India’s metro rail expansion is often presented as a symbol of arrival ~ a visual shorthand for modernity, efficiency, and global ambition. From Delhi to Bengaluru and Mumbai, sleek stations and air-conditioned coaches signal a country investing in its urban future. Yet beneath this infrastructural confidence lies a quieter, more troubling reality: India’s metros are being built faster than they are being meaningfully used. The problem is not simply one of execution but of conception.
An urban transport system doesn’t succeed because it exists; it does when it aligns with how people live and move. In India, that alignment remains weak. Systems like the Delhi Metro Rail Corporation are often cited as success stories, but even there, headline ridership numbers obscure methodological quirks and uneven usage patterns. Elsewhere, the gap between projected and actual ridership is not marginal, it is structural. At the heart of the issue is a persistent policy bias: the belief that large-scale infrastructure can, by itself, reshape commuter behaviour.

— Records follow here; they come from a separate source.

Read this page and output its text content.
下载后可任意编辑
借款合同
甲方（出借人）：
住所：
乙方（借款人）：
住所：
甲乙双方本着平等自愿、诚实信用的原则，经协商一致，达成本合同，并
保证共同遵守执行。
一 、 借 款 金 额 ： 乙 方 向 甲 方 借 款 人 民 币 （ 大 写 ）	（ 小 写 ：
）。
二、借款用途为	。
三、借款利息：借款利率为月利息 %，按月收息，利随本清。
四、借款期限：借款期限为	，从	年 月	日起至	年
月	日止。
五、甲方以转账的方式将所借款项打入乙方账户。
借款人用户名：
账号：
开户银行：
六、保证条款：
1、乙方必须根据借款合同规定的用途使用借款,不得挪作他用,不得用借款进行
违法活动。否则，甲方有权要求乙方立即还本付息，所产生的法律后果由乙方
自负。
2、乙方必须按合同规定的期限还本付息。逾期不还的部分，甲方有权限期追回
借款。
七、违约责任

This assumption overlooks a fundamental constraint of Indian cities ~ income sensitivity. For millions of urban workers, daily travel decisions are dictated less by speed or comfort than by cost. When a metro journey consumes a disproportionate share of daily earnings, the system effectively excludes the population it is meant to serve. This is where comparisons with systems like the London Underground become instructive. London’s network, despite being expensive, is deeply embedded within a broader ecosystem of subsidies, integrated ticketing, and dense last-mile connectivity. It works not because it is technologically superior, but because it is systemically coherent. India, by contrast, has prioritised capital expenditure over operational integration.
The consequences of this imbalance are visible in the everyday commuter experience. A metro ride rarely begins or ends at a station. It involves walking through poorly designed roads, waiting for unreliable feeder services, or negotiating fragmented transport networks run by multiple agencies. In such a context, the metro becomes an isolated solution to what is fundamentally a networked problem. There is also a political dimension to this expansion. Metro projects are highly visible, ribbon-cutting-friendly investments. They signal governance and progress in ways that incremental improvements to bus systems or pedestrian infrastructure do not.
The scale of expansion has been unprecedented ~ but visibility has often outpaced viability. None of this suggests that metros are unnecessary. On the contrary, as congestion and pollution intensify, they will become indispensable. But their success will depend less on how many kilometres are built and more on how seamlessly they are integrated into the urban fabric. India’s metro story, then, is not a failure of ambition. It is a failure of alignment. Until planning shifts from infrastructure as spectacle to mobility as a lived experience, the trains may continue to run ~ but not nearly full enough.